The Financial Reporting Council (FRC) which, amongst other duties, has responsibility for the regulation and standard-setting body for actuaries has issued a set of questions to encourage trustees to discuss the scheme funding process in greater detail with their scheme actuary.
The FRC says: 'It is important that trustees understand the actuarial advice they are given and provide challenge to the scheme actuary providing that advice.' The questions they suggest 'are intended to stimulate discussion and improve understanding of relevant issues, and thereby promote the quality of actuarial work.'
The questions suggested by the FRC, most of which are designed to be raised with your scheme actuary, include:
Does the valuation process start early enough so that there is sufficient time for data processing, calculation, negotiations with the sponsor and decision making?
How is the discount rate (used in calculating the technical provisions) derived? How does it compare with the rate used for other schemes? How does it compare with the rates of return from low risk assets such as government bonds?
How do the mortality assumptions relate to latest published statistics about mortality rates? Do the mortality assumptions make allowance for the specific nature of your pension scheme membership such as the occupation and location of members?
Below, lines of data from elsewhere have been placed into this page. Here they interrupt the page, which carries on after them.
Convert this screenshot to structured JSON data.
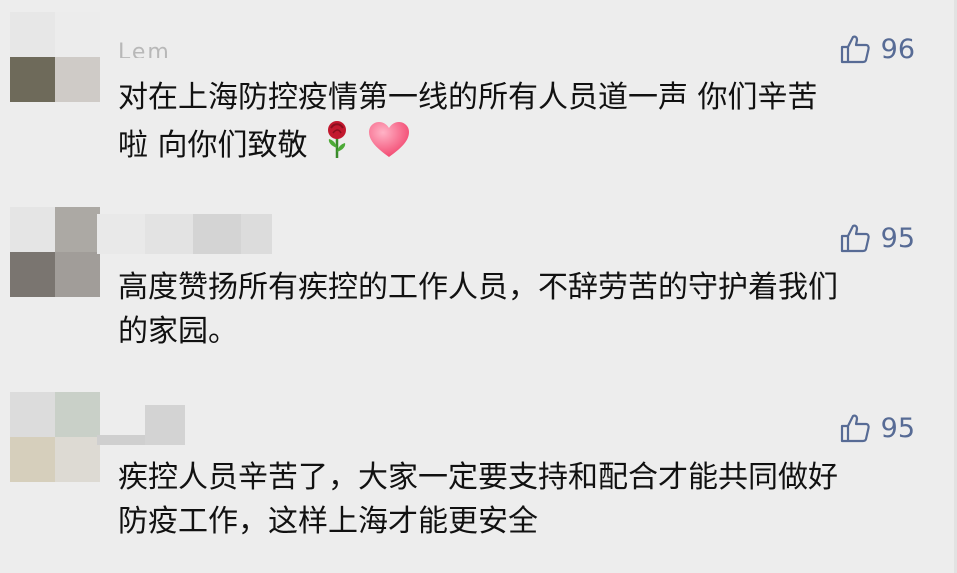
{
  "comments": [
    {
      "nickname": "Lem",
      "likes": "96",
      "text_line1": "对在上海防控疫情第一线的所有人员道一声 你们辛苦",
      "text_line2": "啦 向你们致敬",
      "emojis": [
        "rose-emoji",
        "heart-emoji"
      ]
    },
    {
      "nickname": "",
      "likes": "95",
      "text_line1": "高度赞扬所有疾控的工作人员，不辞劳苦的守护着我们",
      "text_line2": "的家园。"
    },
    {
      "nickname": "",
      "likes": "95",
      "text_line1": "疾控人员辛苦了，大家一定要支持和配合才能共同做好",
      "text_line2": "防疫工作，这样上海才能更安全"
    }
  ],
  "colors": {
    "background": "#ededed",
    "like_blue": "#576b95",
    "text": "#111111"
  },
  "icons": [
    "thumbs-up-icon"
  ]
}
How are the other assumptions (rates of inflation, salary increases, scheme expenses, early retirements, etc.) chosen?
Are models in place to show how different future scenarios would affect the pension scheme?
Is a sensitivity analysis carried out for key actuarial assumptions?
How is your sponsor covenant assessed and how is it taken into account in making scheme funding decisions?
Does your actuary have other responsibilities which might affect their perceived objectivity, such as giving advice to both the trustees and the scheme sponsor?
How well does your actuary explain their advice? Does it reflect the specific requirements of your scheme's trust deed and rules?
How is your actuary's compliance with statutory requirements and professional standards monitored?
The full list of questions can be found at: www.frc.org.uk/press/pub2669.html
Remuneration reports drew the greatest opposition from institutional investors, according to the ninth annual TUC Fund Manager Voting Survey published in November 2011. The survey analyses the voting records of more than 20 fund managers, pension funds and voting agencies across 69 company resolutions during 2010. The survey has again found a sharp divide in voting stances, with four respondents supporting more than 70 per cent of resolutions, while five supported less than a third. Remuneration was the issue over which respondents were most likely to oppose company management. Surprisingly, however, given the banks' recent stock market performance and dividend return, bank remuneration reports comprised three of the five reports with the highest level of support in the survey.
This year's survey showed further progress in the disclosure of voting records, with 13 respondents disclosing a full voting record, compared to just nine last year. However, the quality of information varied, with several fund managers only disclosing votes against and abstentions, and others only providing headline statistics. Several respondents identified changes made as a result of the introduction of the Stewardship Code a year ago, such as improved engagement record keeping and revisions to conflicts of interest and stock-lending policies. However, it appears the Code has had very little effect on the voting stances taken by institutional investors.